Swarm: Service, Scale and Rolling Update

K
Kai··4 min read

In Article 10 we set up the cluster and talked about desired state. This article makes it concrete: on Swarm you don't run individual containers with docker run, you declare a service — and Swarm handles the rest.

Service and task

Per the Docker docs, "a service is the definition of the tasks to execute on the nodes", and "a task carries a container and the commands to run inside the container; it is the atomic scheduling unit of swarm". The relationship:

   Service "web" (desired: 3 replicas)
        │  the manager splits it into tasks
        ├── task web.1 ──► nginx container (on node X)
        ├── task web.2 ──► nginx container (on node Y)
        └── task web.3 ──► nginx container (on node Z)

You declare the service "wants 3 replicas"; the manager creates 3 tasks; each task runs a container, possibly on different nodes. You manage at the service level, not each container.

There are two service modes:

  • replicated (default): runs exactly the number of replicas you set, and the manager distributes them across nodes. Used for most applications.
  • global: runs exactly one replica on each node in the cluster. Good for monitoring/log agents that need to be present on every machine.

Creating a service

Create a web service with 3 replicas, publishing a port:

docker service create --name webv --replicas 3 -p 9090:80 nginx:alpine
verify: Service converged

"Converged" means the actual state now matches the desired state (all 3 replicas running). View the service:

docker service ls
NAME   MODE         REPLICAS   IMAGE
webv   replicated   3/3        nginx:alpine

3/3 = 3 replicas desired, 3 running. View each task and where it sits:

docker service ps webv
NAME      CURRENT STATE
webv.1    Running
webv.2    Running
webv.3    Running

(On a multi-node cluster, the node column shows the tasks spread across different machines.)
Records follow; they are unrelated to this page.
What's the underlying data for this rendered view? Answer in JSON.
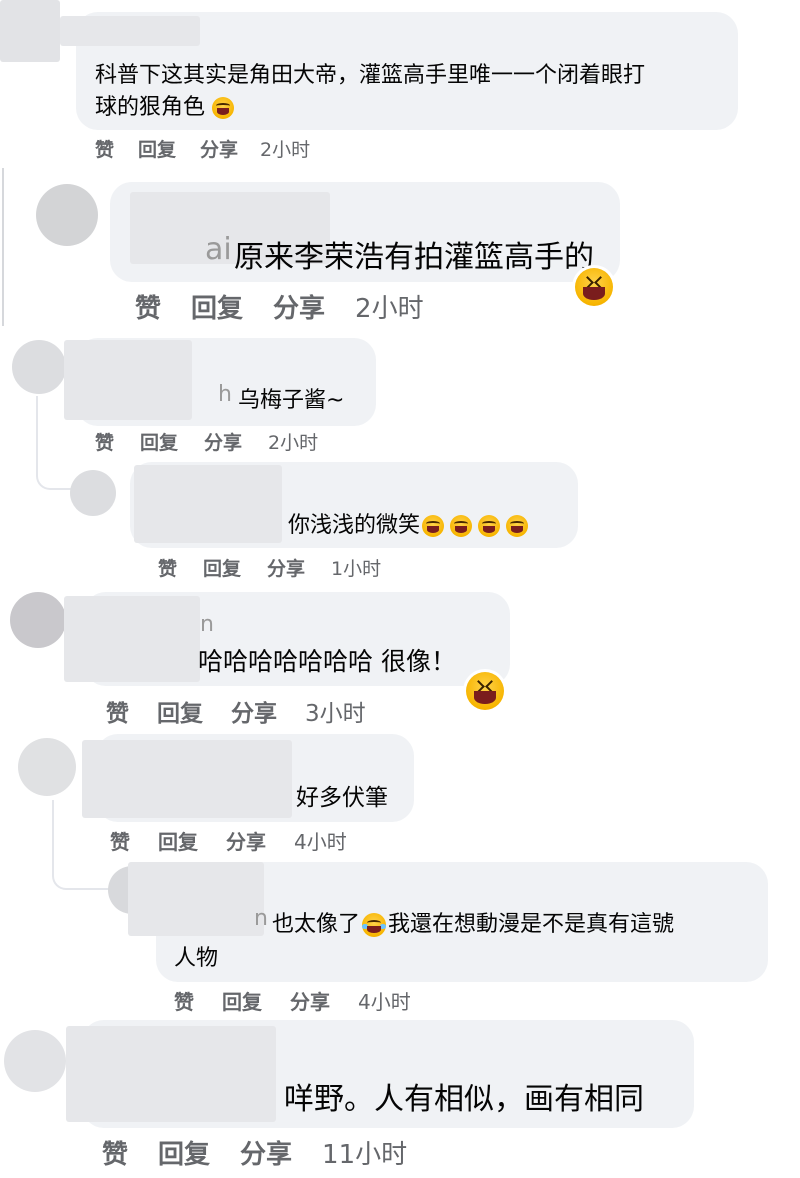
{
  "comments": [
    {
      "text_line1": "科普下这其实是角田大帝，灌篮高手里唯一一个闭着眼打",
      "text_line2": "球的狠角色",
      "like": "赞",
      "reply": "回复",
      "share": "分享",
      "time": "2小时"
    },
    {
      "name_tail": "ai",
      "text": "原来李荣浩有拍灌篮高手的",
      "like": "赞",
      "reply": "回复",
      "share": "分享",
      "time": "2小时"
    },
    {
      "name_tail": "h",
      "text": "乌梅子酱~",
      "like": "赞",
      "reply": "回复",
      "share": "分享",
      "time": "2小时"
    },
    {
      "text": "你浅浅的微笑",
      "like": "赞",
      "reply": "回复",
      "share": "分享",
      "time": "1小时"
    },
    {
      "name_tail": "n",
      "text": "哈哈哈哈哈哈哈 很像！",
      "like": "赞",
      "reply": "回复",
      "share": "分享",
      "time": "3小时"
    },
    {
      "text": "好多伏筆",
      "like": "赞",
      "reply": "回复",
      "share": "分享",
      "time": "4小时"
    },
    {
      "name_tail": "n",
      "text_part1": "也太像了",
      "text_part2": "我還在想動漫是不是真有這號",
      "text_line2": "人物",
      "like": "赞",
      "reply": "回复",
      "share": "分享",
      "time": "4小时"
    },
    {
      "text": "咩野。人有相似，画有相同",
      "like": "赞",
      "reply": "回复",
      "share": "分享",
      "time": "11小时"
    }
  ],
  "emoji_names": [
    "rofl-emoji",
    "laughing-emoji",
    "joy-emoji"
  ]
}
Note: docker service ... only runs on a manager node. Workers can't issue orchestration commands (Article 10). And a service differs from docker run: docker ps only shows containers on the current node, while docker service ps shows tasks across the whole cluster.

Scale: increase or decrease replicas

Change the replica count with a single command:

docker service scale webv=5
verify: Service converged

The manager creates 2 more tasks to reach 5, distributing them onto nodes with room. Scale down and it shuts some tasks off. An equivalent way:

docker service update --replicas 5 webv

This is desired state in practice: you state the number, Swarm self-adjusts.

Self-healing

Because Swarm always keeps the actual state matching the desired state, if a task dies (container crash, or a whole node failing), the manager detects "there's a shortfall" and creates a replacement task on an available node. You don't have to do anything.

On a multi-node cluster you can try: shut Docker down on a worker, then run docker service ps webv on the manager — you'll see the tasks on that node move to Shutdown/Failed and new tasks spring up on another node to make up for them. (On a single-node cluster you can't simulate this — you need multi-node as suggested in Article 10.)

Rolling update: change versions without downtime

When you need to update the image (deploy a new version), Swarm replaces tasks piece by piece instead of stopping them all at once — this is a rolling update. That way the service isn't interrupted.

docker service update --image nginx:1.27-alpine webv
verify: Service converged

Swarm does it one at a time: stop an old task, start a new task with the new image, wait for it to run cleanly, then move to the next task. Check that the image changed:

docker service inspect webv --format '{{.Spec.TaskTemplate.ContainerSpec.Image}}'

Control how the update runs with flags:

docker service update \
  --image nginx:1.27-alpine \
  --update-parallelism 2 \   # update 2 tasks at a time
  --update-delay 10s \       # wait 10s between batches
  webv

--update-parallelism decides how many tasks are replaced at once; --update-delay is the pause between batches so the new replica has time to stabilize before touching the next one.

Rollback when an update goes wrong

If the new version has a problem, go back to the previous version with just:

docker service rollback webv

Swarm stores the previous configuration, so the rollback also happens in a rolling fashion. You can also set an automatic-rollback policy for failed updates with --update-failure-action rollback at service creation time.

🧹 Cleanup

docker service rm webv

Removing a service stops and deletes all its tasks/containers on every node. (We still keep the swarm for Articles 12–13; leaving the swarm is at the end of Article 13.)

Wrap-up

On Swarm, the unit of work is the service — a declaration of "I want N replicas of this image". The manager splits it into tasks spread across nodes, and continuously keeps the replica count met (self-healing). scale changes the replica count; a rolling update replaces the image batch by batch so there's no downtime; rollback returns to the previous version. It's all desired state: you declare, Swarm converges to it.

The service now runs many replicas across many nodes, but which network do they talk over, and how does a published port reach a replica that's sitting on another node? Article 12 answers that: overlay networks and the routing mesh.